Lemongrass Pork & Spaghetti Squash Noodle Bowl with Peanut Sauce

I’ve Tested & Developed Hundreds of Recipes for EatingWell, Here Are 15 That I Make Every Winter (13)

We never really gave our daughter baby food, just bits of what we were eating, and she gobbled this up when she was 2 years old. To this day, she still loves spaghetti squash, and the peanut sauce is a welcome change-up from the marinara sauce we usually eat with it. We eat a lot of plant-based dinners, so I often swap in Soy-Lime Roasted Tofu for the pork and everyone is happy. Which reminds me, I should make this next week.

View recipe

14of 15

Slow-Cooker Potato Soup Four Ways

I’ve Tested & Developed Hundreds of Recipes for EatingWell, Here Are 15 That I Make Every Winter (14)

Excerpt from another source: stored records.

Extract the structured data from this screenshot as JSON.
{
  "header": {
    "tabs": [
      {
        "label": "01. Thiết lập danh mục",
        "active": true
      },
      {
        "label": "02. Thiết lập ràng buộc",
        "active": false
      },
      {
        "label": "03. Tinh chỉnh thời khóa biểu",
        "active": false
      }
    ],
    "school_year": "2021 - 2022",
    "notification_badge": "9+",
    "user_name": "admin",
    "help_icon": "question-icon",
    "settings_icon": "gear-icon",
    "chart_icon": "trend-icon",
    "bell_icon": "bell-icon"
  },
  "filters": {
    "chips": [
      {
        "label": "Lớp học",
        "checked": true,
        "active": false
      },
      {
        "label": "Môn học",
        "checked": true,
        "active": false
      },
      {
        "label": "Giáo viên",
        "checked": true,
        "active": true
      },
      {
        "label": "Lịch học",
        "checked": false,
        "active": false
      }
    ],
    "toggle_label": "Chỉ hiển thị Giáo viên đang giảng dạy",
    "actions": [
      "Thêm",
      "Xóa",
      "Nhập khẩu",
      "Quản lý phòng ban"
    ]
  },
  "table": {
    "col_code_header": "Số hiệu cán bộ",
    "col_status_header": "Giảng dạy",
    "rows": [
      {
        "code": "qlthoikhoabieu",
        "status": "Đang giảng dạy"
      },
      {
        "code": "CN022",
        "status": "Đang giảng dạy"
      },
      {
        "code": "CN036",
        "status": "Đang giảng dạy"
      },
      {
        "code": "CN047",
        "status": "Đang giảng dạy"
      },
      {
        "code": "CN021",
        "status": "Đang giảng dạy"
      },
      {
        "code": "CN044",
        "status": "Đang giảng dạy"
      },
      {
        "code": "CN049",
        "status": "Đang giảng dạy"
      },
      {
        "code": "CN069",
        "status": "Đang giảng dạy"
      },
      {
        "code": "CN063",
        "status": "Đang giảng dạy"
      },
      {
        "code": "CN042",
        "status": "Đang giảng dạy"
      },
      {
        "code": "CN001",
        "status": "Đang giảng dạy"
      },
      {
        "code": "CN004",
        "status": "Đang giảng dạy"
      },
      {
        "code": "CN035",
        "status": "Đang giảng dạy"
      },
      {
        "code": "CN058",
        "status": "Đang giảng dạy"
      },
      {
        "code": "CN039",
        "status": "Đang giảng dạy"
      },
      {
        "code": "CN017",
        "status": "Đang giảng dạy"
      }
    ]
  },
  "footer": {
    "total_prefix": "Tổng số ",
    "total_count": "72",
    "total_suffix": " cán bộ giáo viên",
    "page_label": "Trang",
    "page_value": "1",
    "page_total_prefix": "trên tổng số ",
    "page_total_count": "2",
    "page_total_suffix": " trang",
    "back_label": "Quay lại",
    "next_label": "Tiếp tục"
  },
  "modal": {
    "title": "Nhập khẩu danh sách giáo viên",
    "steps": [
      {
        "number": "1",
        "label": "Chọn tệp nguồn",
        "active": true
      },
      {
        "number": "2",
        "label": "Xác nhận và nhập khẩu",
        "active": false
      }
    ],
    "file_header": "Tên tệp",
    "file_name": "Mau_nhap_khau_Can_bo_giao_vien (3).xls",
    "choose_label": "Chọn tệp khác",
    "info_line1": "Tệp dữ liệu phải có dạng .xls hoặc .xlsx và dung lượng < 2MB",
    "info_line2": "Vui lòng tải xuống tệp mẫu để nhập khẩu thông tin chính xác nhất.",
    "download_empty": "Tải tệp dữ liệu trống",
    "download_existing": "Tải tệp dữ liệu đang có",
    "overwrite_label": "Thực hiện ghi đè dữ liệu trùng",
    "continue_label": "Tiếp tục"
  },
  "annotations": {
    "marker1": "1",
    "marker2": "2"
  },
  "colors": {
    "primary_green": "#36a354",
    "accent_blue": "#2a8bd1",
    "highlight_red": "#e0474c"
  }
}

During the pandemic, my friends and I started having a Christmas cookie swap. It started out around my campfire in the snow in a socially distanced manner until we finally felt comfortable being indoors. This year, I had everyone over for a lunchtime swap and served this soup with a variety of toppings so everyone could customize their own bowls.

View recipe

15of 15

Caprese Stuffed Portobello Mushrooms

I’ve Tested & Developed Hundreds of Recipes for EatingWell, Here Are 15 That I Make Every Winter (15)

This is a recipe our daughter frequently requests. First you roast portobello mushrooms, then fill them with bits of mozzarella cheese and grape tomatoes, cook it a bit more so it’s all ooey-gooey, then drizzle them with balsamic glaze. They’re quite low in calories, so we each usually eat two. Any leftovers are great pressed into a panini the next day. This is also a great candidate for the grill in summertime.

View recipe

I’ve Tested & Developed Hundreds of Recipes for EatingWell, Here Are 15 That I Make Every Winter (2024)
Top Articles
Latest Posts
Article information

Author: Mrs. Angelic Larkin

Last Updated:

Views: 6038

Rating: 4.7 / 5 (47 voted)

Reviews: 94% of readers found this page helpful

Author information

Name: Mrs. Angelic Larkin

Birthday: 1992-06-28

Address: Apt. 413 8275 Mueller Overpass, South Magnolia, IA 99527-6023

Phone: +6824704719725

Job: District Real-Estate Facilitator

Hobby: Letterboxing, Vacation, Poi, Homebrewing, Mountain biking, Slacklining, Cabaret

Introduction: My name is Mrs. Angelic Larkin, I am a cute, charming, funny, determined, inexpensive, joyous, cheerful person who loves writing and wants to share my knowledge and understanding with you.